Para Rolando, 56 años, obrero, internet es cosa de ciencia ficción.  Fernández, nunca ha navegado por la autopista de la información, y cree que es pura fábula que una persona sentada desde su casa pueda leer un diario o una revista, ver programas de la tele o escuchar una emisora de radio.

Laureano, 61 años, tabaquero jubilado, me mira con asombro y a un lado y a otro mueve la cabeza, como si no creyese lo que le digo: que por internet, uno puede reservar un boleto de avión o sacar entradas para el Mundial de Fútbol en Sudáfrica.

Muchos cubanos sólo han visto en los filmes que pasa la televisión cubana los sábados por las noches. Magia e inmediatez. Una manera fabulosa de conseguir cualquier pesquisa desde el teclado de un ordenador personal.

Internet es visto como el arte de lo imposible. Cuando alguien quiere dársela de bien informado, suele decir “lo leí en internet”. En la isla, se ha vuelto costumbre pasar de mano en mano textos sobre el tema de Cuba bajados de periódicos, blogs o páginas digitales.

Como menos del 0.8 por ciento de habitantes en el verde caimán poseen conexión desde sus casas a la red mundial, la gente se apaña como puede. En oficinas de la empresa de telecomunicaciones (Etecsa), hoteles, hospitales, aeropuertos, ministerios y redacciones de los principales medios nacionales, entre otros centros laborales, los empleados pueden acceder a internet.

Pero la gente que tiene la suerte de poder entrar a internet, está siempre en el ojo de un huracán. Porque sirve para muchas cosas. Para poder tener un correo electrónico por Yahoo o Gmail y estar en contacto con parientes y amigos en el exterior. O para leer a hurtadillas el último post de Yoani Sánchez  o artículos en El Nuevo Herald,  El Mundo o El País, los preferidos de los cubanos cuando de contrastar noticias se trata.

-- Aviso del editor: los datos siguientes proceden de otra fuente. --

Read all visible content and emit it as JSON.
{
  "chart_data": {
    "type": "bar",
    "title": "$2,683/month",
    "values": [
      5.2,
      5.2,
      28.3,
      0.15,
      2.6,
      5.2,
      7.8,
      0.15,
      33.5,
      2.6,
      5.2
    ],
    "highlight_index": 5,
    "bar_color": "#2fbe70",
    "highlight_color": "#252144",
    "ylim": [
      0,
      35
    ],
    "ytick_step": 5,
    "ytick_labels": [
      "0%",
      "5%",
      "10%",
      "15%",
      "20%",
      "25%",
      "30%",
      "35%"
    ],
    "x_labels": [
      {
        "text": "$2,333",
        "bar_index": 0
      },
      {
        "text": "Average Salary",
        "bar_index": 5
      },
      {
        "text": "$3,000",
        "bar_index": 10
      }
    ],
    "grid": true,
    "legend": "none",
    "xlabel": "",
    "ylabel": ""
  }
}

También la red es utilizada para enterarse de cotilleos sobre la vida de famosos, intentar hacer amigos extranjeros y por qué no, si el jefe no controla demasiado, como herramienta de negocio.

Sí. Algunas personas que en sus puestos laborales tienen internet. le sacan algo de plata. No mucha. Pero sirve para los gastos del día. Luisa, 29 años, empleada en un hotel, todas las mañanas llega con una memoria flash (usb), repleta de mensajes que vecinos de su barrio le entregan para enviar a familiares, novias o amigos residentes en el extranjero.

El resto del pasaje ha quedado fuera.